Polak Wodny – choć nie powiedział się Reynevanowi z imienia i powiadania się nie wymagał – był w sumie człekiem całkiem sympatycznym i miłym w obejściu. Choć małomówny, by nie rzec burkliwy, opryskliwym i niegrzecznym nie był bynajmniej. Choć prosty, nie był bynajmniej głupi. Szkuta lawirowała między kępami i mieliznami, zawijając do przystani już to na lewym, już to na prawym brzegu. Czteroosobowa załoga uwijała się jak w ukropie, szyper klął i poganiał. Ster pewnie dzierżyła żona Wasserpolaka, niewiasta znacznie od niego młodsza. Reynevan, by nie nadużyć uprzejmości, unikał, jeśli się dało, patrzenia na jej mocne uda widoczne spod zawiniętej spódnicy. Odwracał, jeśli zdołał, wzrok, gdy przy manewrach sterowym wiosłem opinała się koszula na piersiach godnych Wenery.
Reynevan odwiedził na szkucie nadodrzańskie przystanie o nazwach takich jak Jazica, Zagwiździe, Kłęby i Mat, był świadkiem kolektywnych połowów ryb i transakcji handlowych, a także swatów. Widział załadunek i wyładunek najrozmaitszych towarów.
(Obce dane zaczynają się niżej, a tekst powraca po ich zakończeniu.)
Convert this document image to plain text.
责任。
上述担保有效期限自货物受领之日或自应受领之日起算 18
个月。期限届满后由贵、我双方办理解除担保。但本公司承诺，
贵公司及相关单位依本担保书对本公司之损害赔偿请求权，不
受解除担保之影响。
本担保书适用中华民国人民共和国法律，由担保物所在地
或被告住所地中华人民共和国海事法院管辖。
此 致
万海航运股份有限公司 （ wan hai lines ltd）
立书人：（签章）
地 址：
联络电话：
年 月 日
Zobaczył rzeczy, jakich nigdy przedtem nie zdarzyło mu się widzieć, jak chociażby mierzący pięć łokci i ważący sto dwadzieścia pięć funtów sum. Jadł, czego nigdy przedtem nie jadał, jak chociażby pieczone nad żarem filety z owego suma. Dowiedział się, jak ustrzec się utopca, niksa i wirnika. Jaka jest różnica między niewodem a drygawicą, jaka między jazem a gacią, jaka między łachą a przykosą i jaka między leszczem a guściorą. Nasłuchał się bardzo brzydkich słów o niemieckich pankach, gnębiących Polaków Wodnych zbójeckimi cłami, mytami i podatkami.
A następnego ranka okazało się, że jest niedziela. Polacy Wodni i miejscowi rybacy nie pracowali. Modlili się długo u dość topornie wykonanych figur Matki Boskiej i świętego Piotra, potem ucztowali, potem odprawili coś na kształt sejmiku, potem zaś popili się i pobili.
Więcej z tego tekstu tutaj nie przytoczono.